Crónicas de África - Provisório-Definitivo
Maputo, 2 de dezembro de 2012
A autora Alice Vieira escreveu, há uns anos, um livro intitulado "Um Fio de Fumo nos Confins do Mar" que tinha uma personagem, de seu nome Crispim, que, a propósito do aspeto degradado de certos barracões nas escolas, se referia ao estilo "Provisório-Definitivo". Assim uma espécie de remendo que chega como provisório e vai ficando e vai perpetuando-se no tempo até que se integra na vida das pessoas como definitivo.
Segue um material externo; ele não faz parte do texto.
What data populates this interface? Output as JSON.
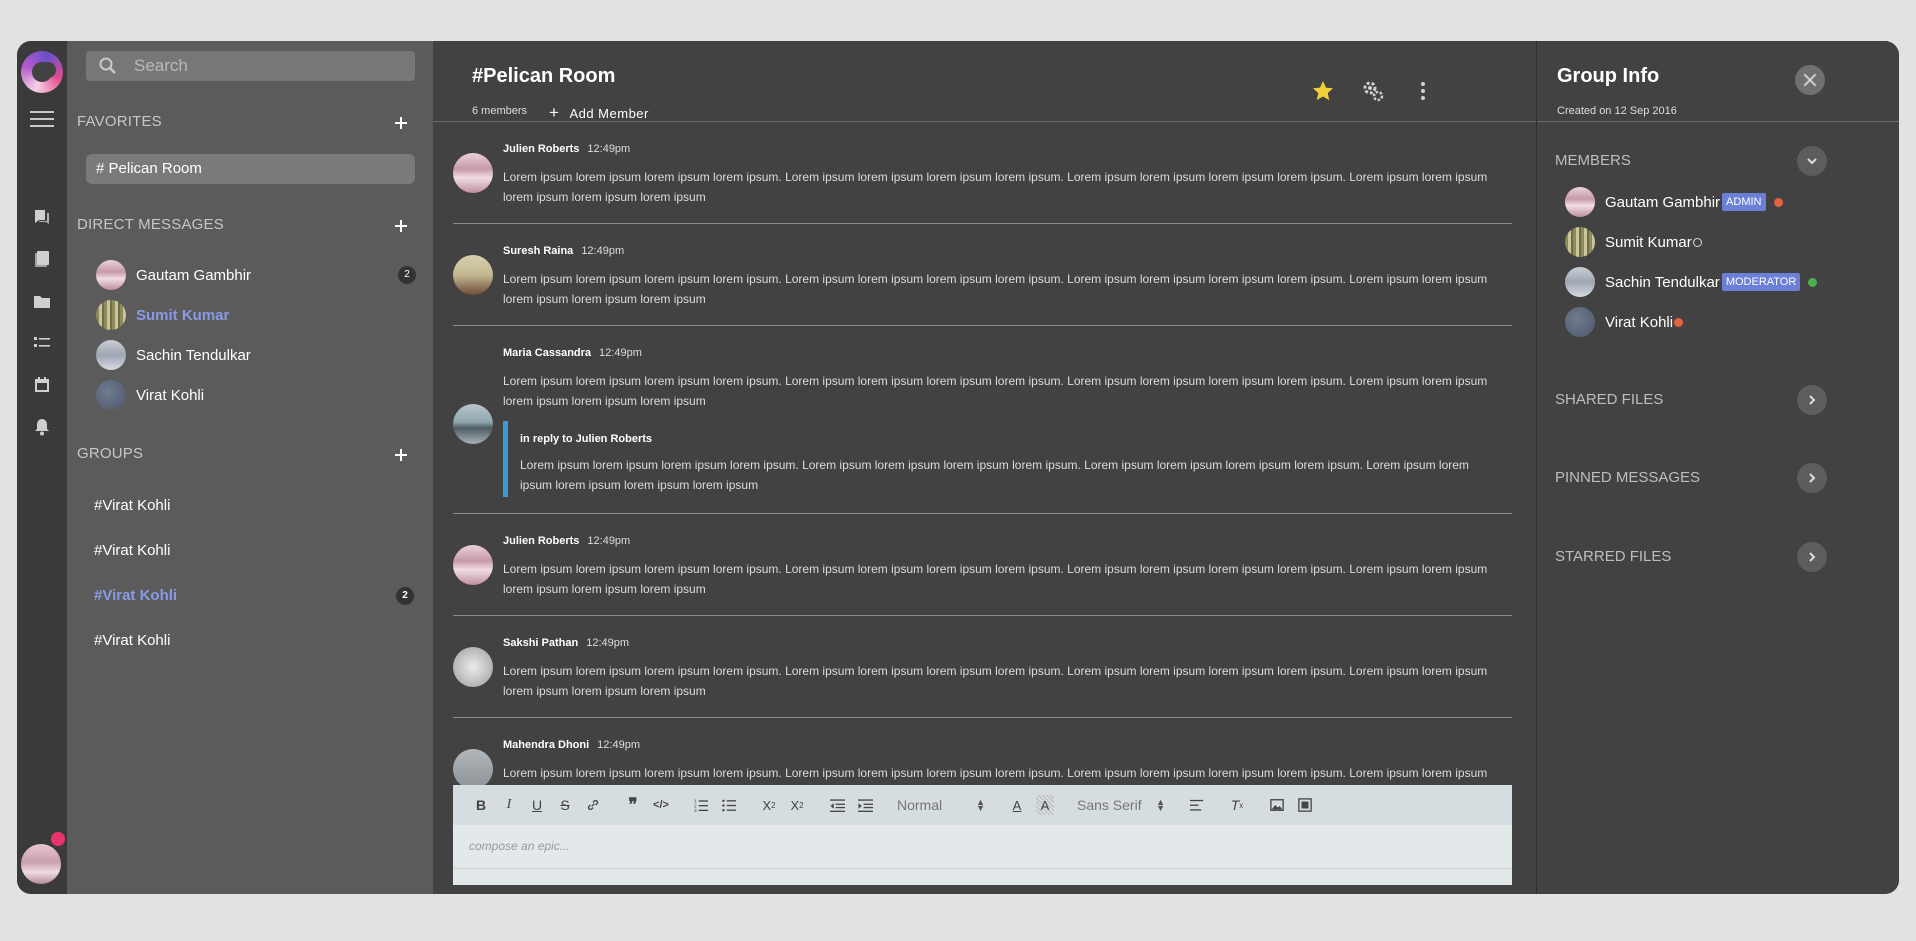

Em Maputo também há disso. Com os carros. Mais especificamente com os pneus suplentes. Antigamente, havia aqueles pneus suplentes que eram mesmo pneus. Uma pessoa tinha um furo, substituía o pneu e ele ficava lá para sempre, que é como quem diz, até ter um furo. O remendado ia para o lugar do suplente. Ora, alguém se lembrou de poupar uns cobres, e os carros passaram a vir equipados com um pneu suplente minúsculo, assim mais a parecer uma roda de bicicleta. Notam-se bem porque têm uma jante amarela e berrante. Dizem as instruções que aquilo é provisório e só dá para 30 quilómetros. Em Maputo dá para bem mais. Aqui, todo o material é precioso e aproveitado até ao limite. Bem podem dizer que aquilo é para 30 quilómetros, mas, uma vez colocado um pneu desses num carro de Maputo, ele vai eternizar-se e andar ali até não dar mais. Então é ver carros particulares e taxis de pneu provisório-definitivo. Há aqui um carro que eu conheço porque me cruzo com ele diversas vezes e porque tem uma cor marcante, cor de rosa, e lá anda ele, pelo menos há dois meses, a exibir a sua orgulhosamente minúscula jante amarela. Resolvi escrever estas linhas por duas razões. Primeiro porque a cidade está repleta destes pequenos pneus que era suposto serem para uma aflição provisória e andam por aí definitivamente agarrados aos veículos. Depois porque hoje me cruzei com um veículo curioso. Era um carro desportivo, baixinho, todo branco e com uns pneuzorros larguíssimos e com umas jantes que não tinham nada menos do que 19 polegadas. Três delas! A quarta, pneu traseiro, lado direito, lá ia luzindo sua rodinha de bicicleta amarela. E acham que o tipo se importou? Qual quê?! Janela aberta, música no máximo a vibrar a voz da Dama do Blingue, braço de fora (infração punida por lei), relógio reluzente e o orgulho como o som: no máximo. O pneu? Que importa lá isso. Era um provisório-definitivo. Está-se bem. Maningue bem!